Illustration ci-dessous, par Élise Degrave, professeure à l’Université de Namur et directrice de recherches au Nadi/Crids, avec certains usages des scan cars, qui sont ces véhicules qui servent à contrôler la régularité des stationnements automobiles

1. De plus en plus de communes confient le contrôle du stationnement à une scan car, jugée plus efficace qu’un contrôleur piéton. Cette voiture scanne chaque plaque d’immatriculation et vérifie dans une base de données que l’automobiliste est en ordre de paiement.
Le « hic », c’est qu’au-delà de son look technologique, ce véhicule n’est pas capable de repérer les cartes de stationnement des personnes handicapées apposées sous le pare-brise du véhicule qui les transporte.
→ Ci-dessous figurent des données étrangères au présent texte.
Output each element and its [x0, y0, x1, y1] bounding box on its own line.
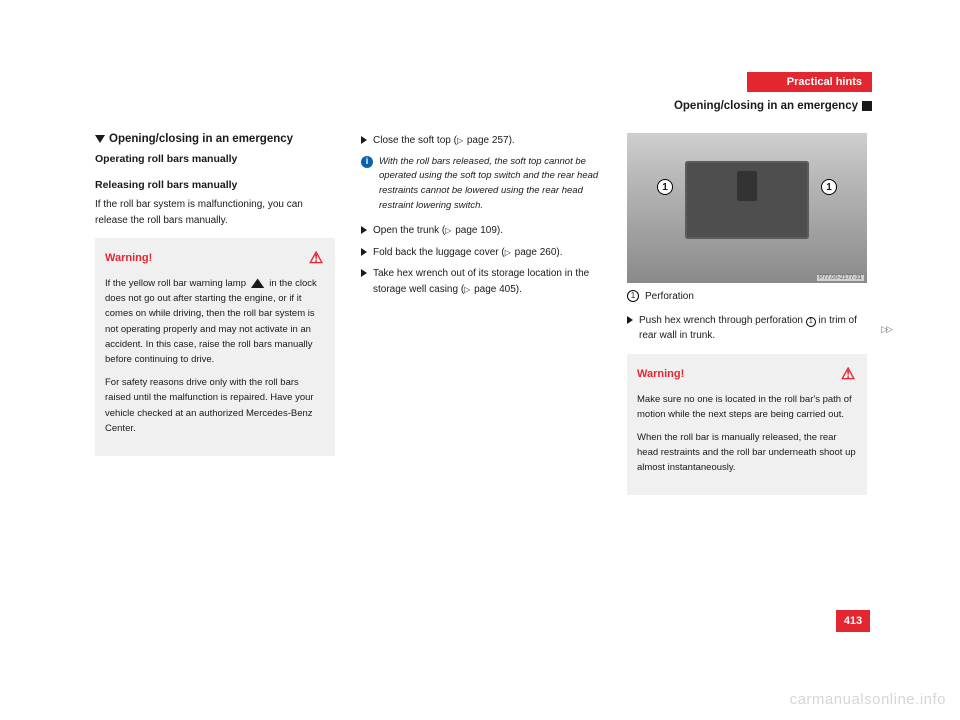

Ces personnes, déjà fragilisées, se voient donc réclamer injustement le paiement de redevances de parking.

2. C’est ce qui est arrivé à Monsieur P., à Bruxelles, comme à des milliers d’autres personnes. Bien que sa carte de stationnement est chaque fois visible, il reçoit, en quelques mois, onze demandes de redevances et vingt-deux rappels de paiement, qu’il doit chaque fois contester par courrier.
Monsieur P. décide alors de porter plainte auprès d’UNIA qui assigne l’Agence du stationnement de la Région bruxelloise (« l’Agence ») devant le Tribunal de première instance de Bruxelles.
Celle-ci se défend en arguant du fait que la personne handicapée dispose d’une démarche « curative » puisqu’elle peut s’opposer à ces demandes de paiement, comme l’a fait Monsieur P., ou d’une démarche « préventive », consistant notamment à enregistrer au préalable la plaque du véhicule qui va la transporter.

3. Cela ne convainc pas le Tribunal, qui constate une discrimination indirecte sur la base du handicap interdite par la législation « anti-discrimination » (en l’occurrence, l’ordonnance bruxelloise du 5 octobre 2017). En effet, bien qu’apparemment neutre, le contrôle par scan car engendre une différence de traitement entre deux catégories de personnes en ordre de stationnement, d’une part les automobilistes qui paient la redevance et d’autre part les personnes handicapées qui apposent leur carte. Pour le juge, imposer des démarches supplémentaires aux personnes handicapées n’est pas justifié car, légalement, il leur suffit d’apposer une carte de stationnement pour bénéficier de la gratuité. L’Agence est donc condamnée à cesser ces pratiques illégales.

4. Coup de tonnerre au début de l’été : le législateur bruxellois réagit en modifiant la législation relative au stationnement. Désormais, en plus d’apposer la carte de stationnement, les personnes handicapées devront faire des démarches préalables au transport, à défaut de quoi elles devront payer la redevance. Ces mêmes démarches pourtant condamnées en justice un an plus tôt car elles n’étaient pas prévues légalement. Maintenant, elles le sont…
Ce cynisme n’a pas manqué de faire réagir UNIA.

5. Ce cas interpelle.
Certes, quand elle fonctionne, la technologie permet à certains de gagner du temps et de l’argent. Mais, de par son coût et sa complexité, elle peut aussi être source de vulnérabilisation des citoyens, en particulier des personnes déjà fragilisées.
En l’espèce, pour que les communes fassent des économies, le législateur bruxellois impose aux personnes handicapées de supporter le coût d’un défaut majeur des scan cars, leur manque d’inclusion.
Or, c’est au numérique à s’adapter à la société, et non à la société – a fortiori pas aux personnes fragilisées – à s’adapter au numérique. Plutôt que d’alourdir les obligations des personnes handicapées, il revient au législateur de renforcer les conditions imposées aux concepteurs de cette technologie en exigeant des solutions techniques inclusives (une reconnaissance de la carte via une puce bluetooth, par exemple, comme suggéré par UNIA), d’autant que cela ne nuira pas au contrôle des autres automobilistes.
Dans l’attente, les scan cars ne devraient plus être utilisées afin que numérisation ne rime plus avec discrimination.